The most important concept that Huxley introduces for its worldly value however, is what he calls higher idolatry. Idolatry typically refers to the worship of images, such as wooden totems, statues and bronze bulls, so what distinguishes higher idolatry and why is it particularly dangerous and particularly poignant in a modern setting? Huxley says that higher idolatry comes in three main flavours, technological, political and moralistic, but really higher idolatry is the worship of any one part of the human endeavour as being above and superior to the rest, and with higher idolatry there is always some form of hankering after some perfect set of conditions which will bring about the imagined results, in anthropological circles this hankering and unquestioning belief is called fetishism.

 

**Stop fetishizing golden calfs!**

 

Higher idolatry is thus a cult, and is exemplified in the political idolatry of communism, in which utopian liberation, and in a sense salvation, requires deference to an authoritarian socialist state, in order to bring about the communist utopia. Thus we can see in communism the same kind of fetishism, as anthropologists call it, for the socialist authoritarian state as a voodoo practitioner might have for a certain set of ritual objects with which to heal and curse people. Likewise, when the communist and the voodoo practitioner fails to bring about successful results, the communist can blame the government and say “that’s not real communism” just as easily as the voodoo practitioner can say “that chicken’s head was improperly cut off during the ritual” or whatever.

 

**A man who can bring about successful communism in Haiti**

 

In the end Huxley sees the modern obsession with technology and politics as essentially offshoots of a religious need to be saved. In the case of technological gadgets we are constantly sold the image of what the future will be like by futurists, who are really just to be ranked with fortune-tellers for predictive accuracy. We are to be saved by transhumanism, flying cars and cutting edge medicine according to the idolater of technology. Equally with politics, we are supposed to get all worked up and choose sides, start revolutions and align with various causes all in the hopes of bettering the world through government.

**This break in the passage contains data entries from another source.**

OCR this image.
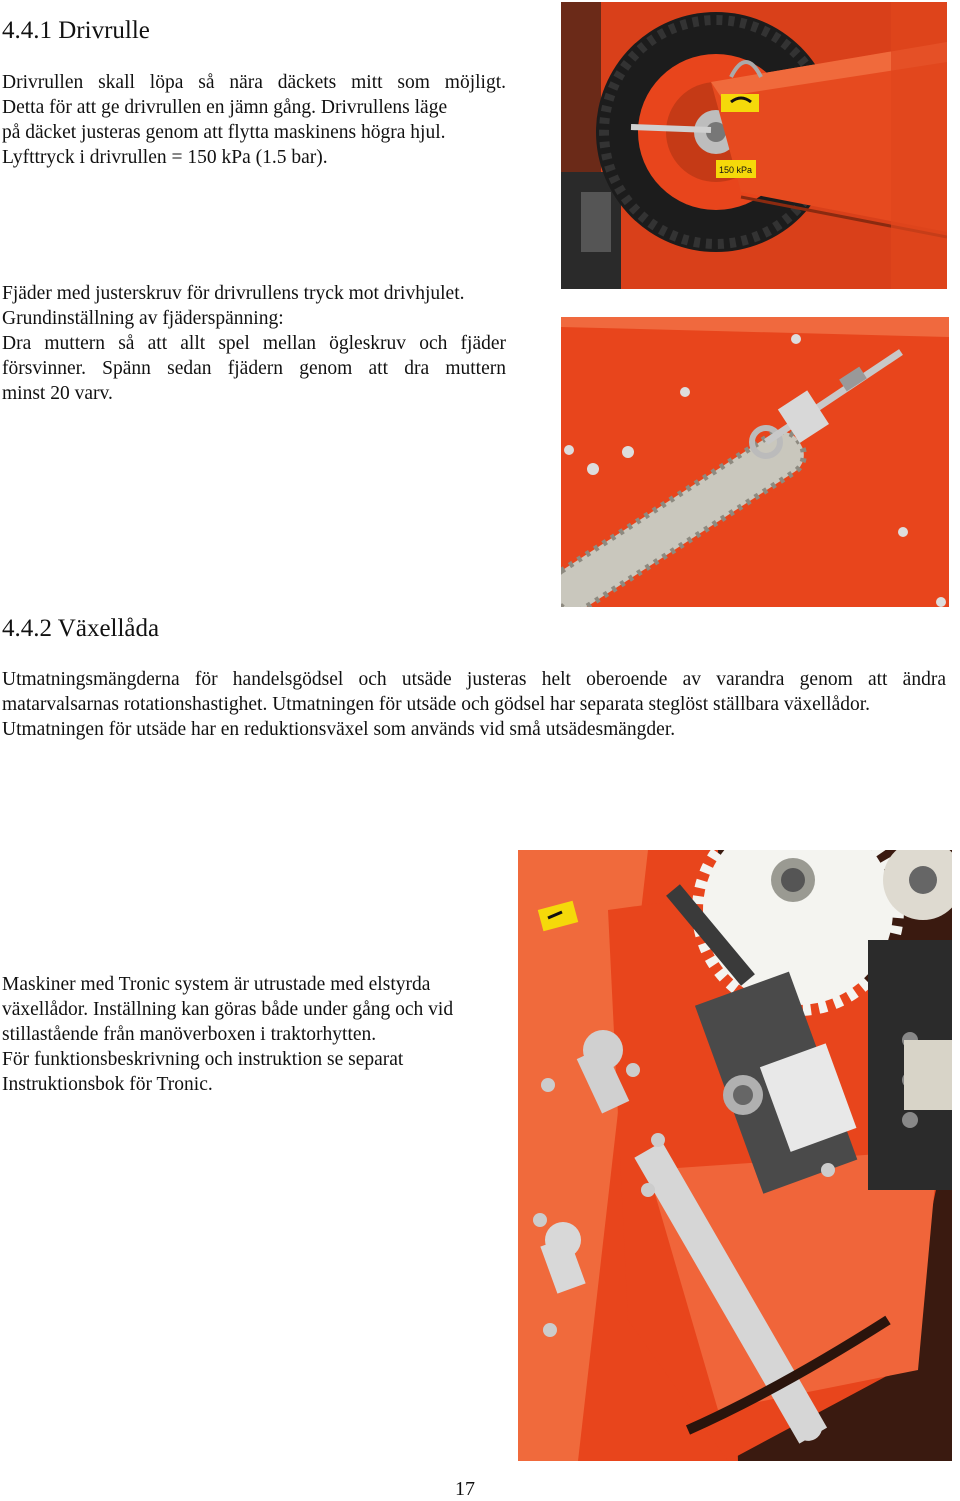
4.4.1 Drivrulle

Drivrullen skall löpa så nära däckets mitt som möjligt.

Detta för att ge drivrullen en jämn gång. Drivrullens läge

på däcket justeras genom att flytta maskinens högra hjul.

Lyfttryck i drivrullen = 150 kPa (1.5 bar).

Fjäder med justerskruv för drivrullens tryck mot drivhjulet.

Grundinställning av fjäderspänning:

Dra muttern så att allt spel mellan ögleskruv och fjäder

försvinner. Spänn sedan fjädern genom att dra muttern

minst 20 varv.

150 kPa
4.4.2 Växellåda

Utmatningsmängderna för handelsgödsel och utsäde justeras helt oberoende av varandra genom att ändra

matarvalsarnas rotationshastighet. Utmatningen för utsäde och gödsel har separata steglöst ställbara växellådor.

Utmatningen för utsäde har en reduktionsväxel som används vid små utsädesmängder.

Maskiner med Tronic system är utrustade med elstyrda

växellådor. Inställning kan göras både under gång och vid

stillastående från manöverboxen i traktorhytten.

För funktionsbeskrivning och instruktion se separat

Instruktionsbok för Tronic.

17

 **futurism from the turn of the last century showing incredible predictive power**

 

But clearly none of this is sufficient. Our salvation cannot be in politics or technology or economics or any specialized field of knowledge. Our salvation and survival depend on our ability to employ all of our knowledge as a species appropriately to the situation, rather than venerating one particular thing that is the product of that knowledge.